The biggest challenge in implementing such a system is the hunt for a free and Open Source Group Communication System that can be embedded in a C/C++ MySQL server plugin. Corosync has a client/deamon-server design that is not very tempting. Its brother, the Spread Toolkit, is somewhat limited to ~40 nodes. Neither solution has an appealing API. The rest is either old, is implemented in the wrong language (Java) or is out of question for me (Galera). I had almost given up searching… if only MySQL had a GCS.

Then came Isis2. Wrong language (C#) but what an API! The Isis2 Cloud Computing Library is the successor of a true classic, the Isis library. Experts will immediately associate the Virtual Synchrony Model (see also slide 34 and following) with Isis and recall the success stories. Isis2 combines Virtual Synchrony and Paxos ideas (see video). Paxos are commonly used in NoSQL solutions.

Most important: how easy Isis2 makes distributed cloud computing.
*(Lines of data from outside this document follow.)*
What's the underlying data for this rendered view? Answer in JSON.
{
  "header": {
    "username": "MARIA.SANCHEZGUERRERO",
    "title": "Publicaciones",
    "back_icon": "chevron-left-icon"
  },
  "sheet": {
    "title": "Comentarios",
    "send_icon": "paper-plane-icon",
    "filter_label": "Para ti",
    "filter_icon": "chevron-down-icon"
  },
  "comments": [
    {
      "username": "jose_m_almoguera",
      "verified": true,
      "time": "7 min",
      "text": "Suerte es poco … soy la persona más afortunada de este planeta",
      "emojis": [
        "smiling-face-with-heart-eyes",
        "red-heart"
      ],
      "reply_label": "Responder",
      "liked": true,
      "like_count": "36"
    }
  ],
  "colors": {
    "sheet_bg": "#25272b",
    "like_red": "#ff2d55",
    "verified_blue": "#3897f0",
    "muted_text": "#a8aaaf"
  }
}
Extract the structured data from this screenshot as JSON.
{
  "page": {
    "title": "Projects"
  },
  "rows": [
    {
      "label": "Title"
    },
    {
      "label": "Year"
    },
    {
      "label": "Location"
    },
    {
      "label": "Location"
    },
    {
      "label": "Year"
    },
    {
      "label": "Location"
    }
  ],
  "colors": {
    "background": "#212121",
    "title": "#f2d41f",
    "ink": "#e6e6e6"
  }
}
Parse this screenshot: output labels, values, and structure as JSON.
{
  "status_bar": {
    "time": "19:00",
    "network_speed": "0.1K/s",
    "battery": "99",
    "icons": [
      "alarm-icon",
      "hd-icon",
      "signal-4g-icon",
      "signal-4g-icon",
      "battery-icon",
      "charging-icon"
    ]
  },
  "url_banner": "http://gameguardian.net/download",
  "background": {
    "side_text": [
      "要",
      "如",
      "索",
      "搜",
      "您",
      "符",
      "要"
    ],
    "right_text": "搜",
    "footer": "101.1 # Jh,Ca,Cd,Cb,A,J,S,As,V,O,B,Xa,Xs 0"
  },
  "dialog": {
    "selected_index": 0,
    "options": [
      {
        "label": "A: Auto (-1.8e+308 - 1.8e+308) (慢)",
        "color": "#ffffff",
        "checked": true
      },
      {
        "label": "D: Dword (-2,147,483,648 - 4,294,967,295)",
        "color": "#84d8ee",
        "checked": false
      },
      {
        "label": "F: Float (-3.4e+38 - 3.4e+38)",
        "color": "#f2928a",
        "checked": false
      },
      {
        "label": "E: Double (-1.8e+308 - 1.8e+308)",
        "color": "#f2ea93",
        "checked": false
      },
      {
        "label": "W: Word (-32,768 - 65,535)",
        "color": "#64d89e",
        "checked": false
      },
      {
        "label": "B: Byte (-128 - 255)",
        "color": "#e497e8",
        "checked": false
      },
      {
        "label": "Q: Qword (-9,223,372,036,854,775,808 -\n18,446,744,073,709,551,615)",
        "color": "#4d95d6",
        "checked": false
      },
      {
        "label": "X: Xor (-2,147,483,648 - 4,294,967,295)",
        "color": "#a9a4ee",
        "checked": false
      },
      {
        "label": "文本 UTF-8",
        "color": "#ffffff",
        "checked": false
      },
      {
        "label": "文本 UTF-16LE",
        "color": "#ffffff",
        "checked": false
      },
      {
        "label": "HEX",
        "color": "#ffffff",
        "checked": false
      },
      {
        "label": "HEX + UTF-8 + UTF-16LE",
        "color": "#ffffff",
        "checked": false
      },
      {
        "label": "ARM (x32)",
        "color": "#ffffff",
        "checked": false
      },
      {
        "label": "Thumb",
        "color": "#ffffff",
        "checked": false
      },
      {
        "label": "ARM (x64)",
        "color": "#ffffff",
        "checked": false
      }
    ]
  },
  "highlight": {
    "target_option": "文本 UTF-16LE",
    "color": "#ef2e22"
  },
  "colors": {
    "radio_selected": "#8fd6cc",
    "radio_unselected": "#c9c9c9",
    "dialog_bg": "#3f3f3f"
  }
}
A simple job like exchanging state information between MySQL servers becomes absolutely trivial!

One downside: C# to C/C++ language barrier

For my purposes, Isis2 has one big downside. It is written in C#/.NET. A MySQL C/C++ server plugin cannot use it directly. MySQL cannot become a direct member of an Isis2 group. Instead, one has to write an Isis2 client in C# which communicates with MySQL through a network socket. As we now have two independent processes, there is an additional heartbeat between MySQL and the Isis2 client in the PoC. This heartbeat would not be required if everything was in one process, which would be the case if one would use a pure C/C++ GCS.

Programming language

Component

C/C++

MySQL

C/C++

MySQL daemon Isis2 heartbeat plugin

|

C#/.NET (Mono)

Isis2 client socket server

I’m happy to pay this price for the wonderful API that Isis2 offers. Expressed in extra lines of code the price for the PoC is probably less than 20% respectively 200 lines. Let the hacking begin…

The Isis2 client socket server

Disclaimer: all the code I show is entirely untested and partically known to be buggy or unstable. I stopped my fun tour through C#/.NET and MySQL plugin development after three days. This was the time it took me to realize “it could be done”, which is all I wanted for a PoC. That said, here is the code for the Isis2 client.

At the core: a distributed Isis2 group

Let’s build the core of the proposed MySQL HA cluster solution. The core is made of a distributed Isis2 group. Assume we have three hosts A, B and C in our MySQL cluster. On each host we start an Isis2 client. All clients try to join a distributed group of a certain name. Once they have joined the group, they can communicate with each other. If that all sounds a bit to magic, get yourself the book on the subject of Isis2 (Ken Birman, Guide to Reliable Distributed Systems: Building High-Assurance Applications and Cloud-Hosted Services).

Members of a distributed Isis2 group

Host A

mono ./isis2_daemon.exe

Host B

Host C

mono ./isis2_daemon.exe

mono ./isis2_daemon.exe

Isis2 offers a rich variety of Send() commands to communicate within the group. Options range from low level unreliable, asynchronously delivered messages for gossip protocols to slow but reliable, totally ordered, virtually synchronous messages. The latter either reach all members of a group or none. As speed or group size is no major concern when exchanging nothing but a list of MySQL servers in a PoC, the PoC is using SafeSend() only. To an outside observer messages appear “synchronously” on all group members.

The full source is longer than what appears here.